Kamis, 17 Maret 2016

Cinta adalah Perlawanan

Cinta adalah perlawanan, sebuah memoar perjalanan cinta dua insan yang darinya muncul berbagai keinsyafan;
Bahwasaya cinta adalah kesiapan. Kesiapan untuk menjaga, merawat, dan menumbuhkan.
Bahwasanya cinta adalah keberanian. Keberanian untuk mengungkapkan dan mengambil tanggung jawab.

Cinta adalah perlawanan, menyajikan kisah dua manusia lugu dalam pencarian mereka akan makna cinta, berbalut berbagai hikmah;
Bagaimana rasa dan kekaguman itu ditutup dalam diam ketika kesiapan dan keberanian belum di tangan.
Bagaimana penantian dan rindu yang pilu itu dipendam seiring pemantasan diri untuk bersanding dengannya yang didamba.

Cinta adalah perlawanan, sebentuk ekspresi cinta mulia, yang membuat para pembacanya kadang ikut tersipu malu ketika membayangkan ia adalah tokoh utama dalam tulisan tersebut;
Ketika yang ditunggu ternyata juga sedang menunggu, meski dengan harap-harap cemas, apakah dia akan datang segera? Apakah dia juga merasakan yang sama?
Ketika semesta berkonspirasi untuk mempertemukan dua manusia pemalu pada satu titik temu, agar mereka saling mengiringi dan melengkapi satu sama lain. Menyusun jembatan panjang menuju surga-Nya.

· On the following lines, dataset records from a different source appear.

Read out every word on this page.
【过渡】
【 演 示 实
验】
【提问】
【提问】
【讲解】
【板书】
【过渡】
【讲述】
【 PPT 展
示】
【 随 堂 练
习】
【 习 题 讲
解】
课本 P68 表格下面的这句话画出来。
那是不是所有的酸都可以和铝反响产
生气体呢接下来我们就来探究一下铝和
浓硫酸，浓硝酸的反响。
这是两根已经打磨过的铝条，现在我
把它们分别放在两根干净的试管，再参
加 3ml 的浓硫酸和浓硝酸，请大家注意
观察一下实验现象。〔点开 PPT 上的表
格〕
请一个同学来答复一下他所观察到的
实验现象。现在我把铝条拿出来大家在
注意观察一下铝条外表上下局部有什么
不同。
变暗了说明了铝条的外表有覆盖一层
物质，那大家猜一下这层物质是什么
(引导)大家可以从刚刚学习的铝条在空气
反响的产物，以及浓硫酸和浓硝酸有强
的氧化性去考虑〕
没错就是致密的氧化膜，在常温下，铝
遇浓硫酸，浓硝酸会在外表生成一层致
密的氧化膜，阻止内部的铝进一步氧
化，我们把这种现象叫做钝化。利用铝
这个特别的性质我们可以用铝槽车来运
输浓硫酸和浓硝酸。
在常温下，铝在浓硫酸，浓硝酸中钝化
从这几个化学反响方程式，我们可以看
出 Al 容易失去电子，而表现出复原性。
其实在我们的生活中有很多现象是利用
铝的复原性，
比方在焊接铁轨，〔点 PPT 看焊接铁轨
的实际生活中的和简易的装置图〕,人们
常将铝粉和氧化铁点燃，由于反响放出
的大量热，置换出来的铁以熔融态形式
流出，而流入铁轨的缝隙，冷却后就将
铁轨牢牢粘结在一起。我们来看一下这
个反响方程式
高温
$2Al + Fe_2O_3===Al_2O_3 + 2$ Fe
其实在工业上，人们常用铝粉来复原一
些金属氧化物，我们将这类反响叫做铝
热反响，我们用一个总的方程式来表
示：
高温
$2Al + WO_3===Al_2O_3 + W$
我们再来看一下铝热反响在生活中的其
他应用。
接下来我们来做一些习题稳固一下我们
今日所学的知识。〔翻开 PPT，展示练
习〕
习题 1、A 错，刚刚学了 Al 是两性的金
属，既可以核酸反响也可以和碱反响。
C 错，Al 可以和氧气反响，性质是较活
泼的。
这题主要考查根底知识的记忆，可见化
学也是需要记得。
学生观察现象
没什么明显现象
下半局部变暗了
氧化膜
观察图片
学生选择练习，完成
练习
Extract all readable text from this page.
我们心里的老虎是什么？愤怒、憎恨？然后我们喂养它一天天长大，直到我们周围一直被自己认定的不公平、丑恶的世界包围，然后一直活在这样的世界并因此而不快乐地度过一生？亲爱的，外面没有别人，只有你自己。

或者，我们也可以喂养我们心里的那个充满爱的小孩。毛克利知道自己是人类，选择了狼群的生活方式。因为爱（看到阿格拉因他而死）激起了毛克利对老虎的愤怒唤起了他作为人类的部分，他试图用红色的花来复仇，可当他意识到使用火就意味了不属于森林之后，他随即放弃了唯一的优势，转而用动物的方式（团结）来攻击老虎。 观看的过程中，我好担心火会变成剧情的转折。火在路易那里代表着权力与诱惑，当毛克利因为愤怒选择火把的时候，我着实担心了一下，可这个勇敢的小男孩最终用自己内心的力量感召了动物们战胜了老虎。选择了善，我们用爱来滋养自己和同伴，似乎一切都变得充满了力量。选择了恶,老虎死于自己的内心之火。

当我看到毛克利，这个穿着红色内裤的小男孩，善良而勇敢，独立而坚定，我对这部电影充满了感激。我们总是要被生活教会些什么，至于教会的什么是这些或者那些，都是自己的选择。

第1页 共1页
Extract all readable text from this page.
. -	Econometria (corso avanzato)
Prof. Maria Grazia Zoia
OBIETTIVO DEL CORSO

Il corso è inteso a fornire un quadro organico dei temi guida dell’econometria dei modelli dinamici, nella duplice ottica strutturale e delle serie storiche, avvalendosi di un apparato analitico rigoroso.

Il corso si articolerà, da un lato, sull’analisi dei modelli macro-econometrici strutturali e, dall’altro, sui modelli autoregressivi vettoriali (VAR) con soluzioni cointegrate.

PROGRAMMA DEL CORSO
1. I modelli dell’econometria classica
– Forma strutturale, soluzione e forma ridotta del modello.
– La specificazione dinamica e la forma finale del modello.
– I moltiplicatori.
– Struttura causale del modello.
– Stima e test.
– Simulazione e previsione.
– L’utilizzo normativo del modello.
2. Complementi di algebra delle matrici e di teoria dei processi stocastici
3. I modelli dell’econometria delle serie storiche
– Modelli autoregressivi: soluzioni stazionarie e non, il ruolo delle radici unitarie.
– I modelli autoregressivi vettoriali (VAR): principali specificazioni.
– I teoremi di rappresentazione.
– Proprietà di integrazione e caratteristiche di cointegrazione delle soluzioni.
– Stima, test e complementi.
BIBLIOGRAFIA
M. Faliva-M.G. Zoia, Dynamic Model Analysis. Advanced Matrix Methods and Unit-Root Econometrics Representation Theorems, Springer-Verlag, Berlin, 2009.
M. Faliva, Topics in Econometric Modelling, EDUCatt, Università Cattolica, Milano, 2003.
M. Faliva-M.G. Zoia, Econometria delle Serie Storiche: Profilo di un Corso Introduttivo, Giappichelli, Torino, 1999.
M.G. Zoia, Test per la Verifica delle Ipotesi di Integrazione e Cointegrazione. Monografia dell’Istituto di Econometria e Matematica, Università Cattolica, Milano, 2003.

“Cinta adalah perlawanan. Atas rasa takut yang berlebihan. Atas kekhawatiran yang keterlaluan. Atas rindu yang tak boleh dibiarkan beku lama-lama.”Cinta adalah Perlawanan – Azhar Nurun Ala


Sincerely,
Riana Yahya

Rabu, 02 Maret 2016

Memilih yang Pasti

Malam itu hujan memberikan kesempatan dua sahabat lama untuk berbincang panjang. Sejak maghrib tetes-tetes dari langit itu tak kunjung lengang ritmenya, hingga jam menunjukkan pukul 22.00 WIB. Handphoneku beberapa kali berdering, pesan dari orang rumah yang mengingatkan bahwa sudah malam, dan perintah untuk lekas pulang. Aku bilang di sini masih hujan cukup deras. Dan mata minusku ini tidak siaga jika mengemudi saat hujan, apalagi di malam hari. Padahal jarak dari rumah temanku ini tak jauh dari rumahku. Sekitar 10 menit jika ditempuh dengan motor. Tapi ngeri juga kalau sudah malam begini, jalanan sudah sepi. Maklum, kami bukan tinggal di kota besar, hanya di pinggiran. Akhirnya setelah mendapatkan izin dari orang tua, aku memutuskan untuk menginap, memenuhi permintaan sahabatku yang kebetulan bapak ibunya sedang tidak di rumah.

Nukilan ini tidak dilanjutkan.